Cierto es que a lo largo de nuestro articulado existen casos de posibles limitaciones de los derechos fundamentales acordados por parte de la autoridad administrativa, si bien, se trata de supuestos excepcionales y limitados a casos de urgencia cuando las investigaciones se realizan para la averiguación de delitos relacionados con la actuación de bandas armadas o elementos terroristas y existan razones fundadas que hagan imprescindible la medida [arts. 579.4 y 588 ter d) LECrim].

Todo parece indicar que la excepción ha dejado de serlo y se ha convertido en norma general. Considero que se ha prescindido del criterio general que se seguía hasta ahora para legitimar intromisiones similares en el secreto de las comunicaciones y se ha elevado la autorización administrativa a una especie de autorización judicial al prescindirse de la exclusividad jurisdiccional como criterio rector habilitante de tales injerencias. Mi opinión sería distinta si la función del director del centro penitenciario se limitara únicamente a proponer dicha medida, pero no a decidir sobre ella, aun existiendo el posterior control judicial.

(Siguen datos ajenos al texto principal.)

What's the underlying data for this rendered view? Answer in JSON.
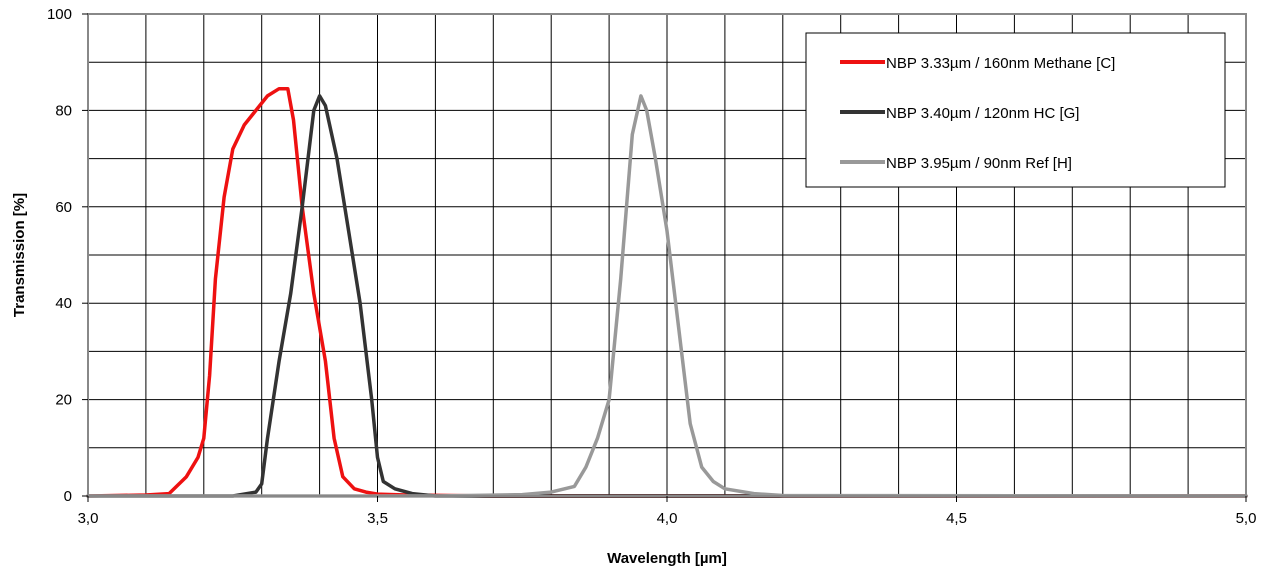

Es más, no llego a apreciar sustanciales diferencias entre las intervenciones que se pueden acordar a un recluso en un centro penitenciario y la que se pudieran acordar a una persona investigada no privada de libertad y es sospechosa de dedicarse a una actividad ilícita. Considero que por hallarnos en el ámbito penitenciario no tienen por qué desaparecer las garantías constitucionales y podría aplicarse el mismo modus operandi: remisión de un oficio policial, o en su caso, una comunicación por parte del director del centro penitenciario al juez competente para que acordara la medida si lo estima oportuno.  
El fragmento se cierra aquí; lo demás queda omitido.